I am not naive enough to think that judicial interpretations and rulings don’t have policy implications. Of course they do. What’s more, the policy implications of judicial interpretations frequently are a reasonable part of the prudential analysis that goes into judges’ work: if we think the law and the Constitution say something, we need to have open eyes about what that something actually means in practice. What was so striking about yesterday’s performances, if not at all surprising, were that there was little effort to even keep up these pretenses. It was almost like these were de novo questions. Even down to the point where multiple justices waived off dealing with the actual case and facts before them, arguing that they’re being called upon to set up the big rules for posterity.
Listening to Sam Alito, but really Kavanaugh and Roberts too, you get the sense that if they decided that presidents need to be immune from possible prosecution forever for whatever policy reason they think makes sense … well, elections have consequences and it’s up to them to make that choice. But that’s not how any of this works. If you really want to get into history to make this ruling, it is the plainest thing in all the discussions around the authorship and ratification of the federal Constitution that presidents remain citizens. The core dynamic in the process of creating the Constitution was the belief that the country needed a more unified and powerful executive authority without making that person above the law, which is to say, a king. Presidents are not above the law. When they leave office they give up all their powers. The text itself gives not the slightest hint that presidents have immunity from the law.
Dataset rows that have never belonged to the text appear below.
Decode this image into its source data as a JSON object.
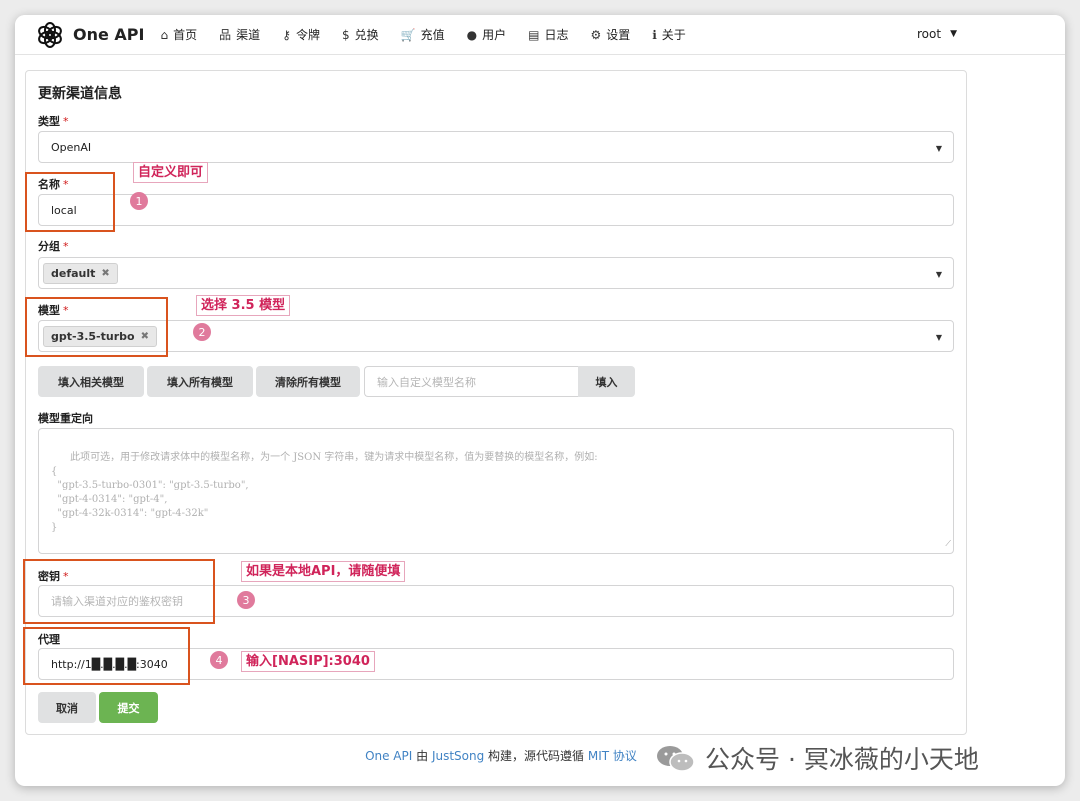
{
  "app": {
    "name": "One API"
  },
  "nav": [
    {
      "icon": "home-icon",
      "glyph": "⌂",
      "label": "首页"
    },
    {
      "icon": "sitemap-icon",
      "glyph": "品",
      "label": "渠道"
    },
    {
      "icon": "key-icon",
      "glyph": "⚷",
      "label": "令牌"
    },
    {
      "icon": "dollar-icon",
      "glyph": "$",
      "label": "兑换"
    },
    {
      "icon": "cart-icon",
      "glyph": "🛒",
      "label": "充值"
    },
    {
      "icon": "user-icon",
      "glyph": "●",
      "label": "用户"
    },
    {
      "icon": "book-icon",
      "glyph": "▤",
      "label": "日志"
    },
    {
      "icon": "gear-icon",
      "glyph": "⚙",
      "label": "设置"
    },
    {
      "icon": "info-icon",
      "glyph": "ℹ",
      "label": "关于"
    }
  ],
  "user": {
    "name": "root"
  },
  "form": {
    "title": "更新渠道信息",
    "type_label": "类型",
    "type_value": "OpenAI",
    "name_label": "名称",
    "name_value": "local",
    "group_label": "分组",
    "group_chip": "default",
    "models_label": "模型",
    "model_chip": "gpt-3.5-turbo",
    "btn_fill_related": "填入相关模型",
    "btn_fill_all": "填入所有模型",
    "btn_clear_all": "清除所有模型",
    "custom_model_placeholder": "输入自定义模型名称",
    "btn_fill": "填入",
    "redirect_label": "模型重定向",
    "redirect_placeholder": "此项可选，用于修改请求体中的模型名称，为一个 JSON 字符串，键为请求中模型名称，值为要替换的模型名称，例如:\n{\n  \"gpt-3.5-turbo-0301\": \"gpt-3.5-turbo\",\n  \"gpt-4-0314\": \"gpt-4\",\n  \"gpt-4-32k-0314\": \"gpt-4-32k\"\n}",
    "key_label": "密钥",
    "key_placeholder": "请输入渠道对应的鉴权密钥",
    "proxy_label": "代理",
    "proxy_value": "http://1█.█.█.█:3040",
    "btn_cancel": "取消",
    "btn_submit": "提交"
  },
  "annotations": {
    "a1": "自定义即可",
    "a2": "选择 3.5 模型",
    "a3": "如果是本地API，请随便填",
    "a4": "输入[NASIP]:3040",
    "n1": "1",
    "n2": "2",
    "n3": "3",
    "n4": "4"
  },
  "footer": {
    "app": "One API",
    "by": " 由 ",
    "author": "JustSong",
    "built": " 构建，源代码遵循 ",
    "license": "MIT 协议"
  },
  "watermark": {
    "text": "公众号 · 冥冰薇的小天地"
  },
  "colors": {
    "accent_red": "#d9531e",
    "annotation_pink": "#d0245a",
    "submit_green": "#6cb452",
    "link_blue": "#4183c4"
  }
}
You can play devil’s advocate and say: well how is it then that the Justice Department and pretty much the whole legal and political class has decided that a president can’t be prosecuted while in office? There’s an answer to that. There are numerous principles in the common law that say that you can’t be a judge in your own case. The president is the officer who enforces the laws. He can’t prosecute himself. It’s a contradiction in terms. Well, is there a defect in the Constitution? Did they leave something out? No. It turns out that the Constitution creates a process to resolve this contradiction. The document invests the political process with a means to deal with a law-breaking president: Impeachment. The Congress can remove the president. Now someone else is charged with enforcing the laws, and the contradiction is resolved. Some people disagree with this logic. But this is the proper process of looking at the document — resolving seeming contradictions or problems by looking at the whole document and trying to see what it prescribes, how it charges us to resolve seeming contradictions within it.
The display we saw yesterday was a vivid illustration of how the Court has gone thoroughly rogue, cutting itself off from even the appearances of the processes that give it legitimacy. That is the core of the current Court’s corruption. If we assume that there might be some limited ways that official acts can’t be reinterpreted as crimes, it seems to go without saying that refusing to honor the results of an election can’t be one of them. Trying to overthrow the government can’t be one of those official acts. If that’s the case — this hypothetical, narrow kind of immunity — then the Court’s proper path is clear. You say that there may be some cases where a very narrow kind of immunity applies. But what we have before us now certainly isn’t one of those cases. End of story.
But that’s not what we got.
It’s certainly the case that justices aren’t bound by things they say in the process of airing an issue. So perhaps this was all just the equivalent of the preposterous hypotheticals that a law professor raises in a class on constitutional interpretation. But lets be real. We know who these people are. They’re telling us.
It’s a rogue court, a thoroughly corrupt one, one that is so far gone in its corruption that it feels free even from the practical obligation to clothe its corruption for the sake of appearances.